After drugging her, they hid her in a tunnel dug in their house. It seems they had a plan, but it’s not not clear if the plan was simply to keep the girl hidden for a short while, or to kill her eventually.

The details were fleshed out at an Assize hearing presided by Justice Farrer-Manby. The evidence against the accused made up a narrative of some interest, reported Malaya Tribune in a report entitled ‘Extraordinary Kidnapping Affair. Smart Police Work’ its edition of 26 June 1917.

“It appears that the girl was living with her brother and her uncle in Silibin Road. On the morning of April 9 both of the latter had occasion to leave the house but when returned they found the girl missing. Her jewellery had also disappeared.
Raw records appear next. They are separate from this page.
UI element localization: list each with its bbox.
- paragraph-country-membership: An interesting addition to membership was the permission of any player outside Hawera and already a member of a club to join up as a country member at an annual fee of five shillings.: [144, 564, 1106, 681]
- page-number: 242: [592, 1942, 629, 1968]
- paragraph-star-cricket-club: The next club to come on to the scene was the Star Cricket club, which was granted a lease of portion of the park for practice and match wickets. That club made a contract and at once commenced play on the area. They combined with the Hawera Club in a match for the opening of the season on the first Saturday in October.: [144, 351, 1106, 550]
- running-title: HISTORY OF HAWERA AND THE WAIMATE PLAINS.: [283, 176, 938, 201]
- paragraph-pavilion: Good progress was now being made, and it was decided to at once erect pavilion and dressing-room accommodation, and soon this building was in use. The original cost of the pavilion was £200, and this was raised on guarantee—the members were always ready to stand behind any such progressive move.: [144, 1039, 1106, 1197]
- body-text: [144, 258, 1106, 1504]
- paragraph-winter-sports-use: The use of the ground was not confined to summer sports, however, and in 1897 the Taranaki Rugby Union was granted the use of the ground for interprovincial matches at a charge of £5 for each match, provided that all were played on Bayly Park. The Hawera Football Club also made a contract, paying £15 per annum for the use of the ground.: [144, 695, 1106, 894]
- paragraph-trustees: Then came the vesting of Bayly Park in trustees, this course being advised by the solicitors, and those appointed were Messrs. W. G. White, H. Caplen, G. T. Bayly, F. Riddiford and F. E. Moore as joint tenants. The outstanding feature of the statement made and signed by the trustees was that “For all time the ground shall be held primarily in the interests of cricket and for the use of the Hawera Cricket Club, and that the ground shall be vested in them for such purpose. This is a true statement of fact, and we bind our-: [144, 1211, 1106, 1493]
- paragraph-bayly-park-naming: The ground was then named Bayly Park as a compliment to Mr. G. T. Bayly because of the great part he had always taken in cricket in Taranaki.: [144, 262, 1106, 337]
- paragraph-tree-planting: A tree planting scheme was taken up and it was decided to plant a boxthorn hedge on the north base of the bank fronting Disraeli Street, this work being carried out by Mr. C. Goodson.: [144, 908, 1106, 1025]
A hue-and-cry ensued,” it reported.

Several of the neighbours, who had seen the girl in the morning in the company of her uncle and his wife, but had thought nothing of it at the time, informed her brother, who at once communicated with the police. Naturally, the couple were asked what they knew of the whereabouts of the girl but they stoutly denied all knowledge of her, the report added.

The newspaper report went on: “Inspector A Neave, who was put on to the case, set about trying to solve the riddle and he did so with commendable smartness. He arrested both accused on suspicion late that night and then raided the house. Under a charpoy, carefully covered over with boards and a layer of sand, the Police found a tunnel, several feet deep. In this tunnel the girl was found sleeping off the effects of a drug, whilst her jewellery lay on the ground close by.”

When carried up out of the tunnel and awakened the girl could remember nothing, except that her uncle had given her something to drink and she had fallen asleep.

Both accused denied that they had kidnapped the girl or seen her on the day in question, and protested that they could not understand how she came to be sleeping in a tunnel in their house.

But the judge did not buy their story. In the end, the judge convicted both accused, sentencing them to 15 months’ imprisonment each.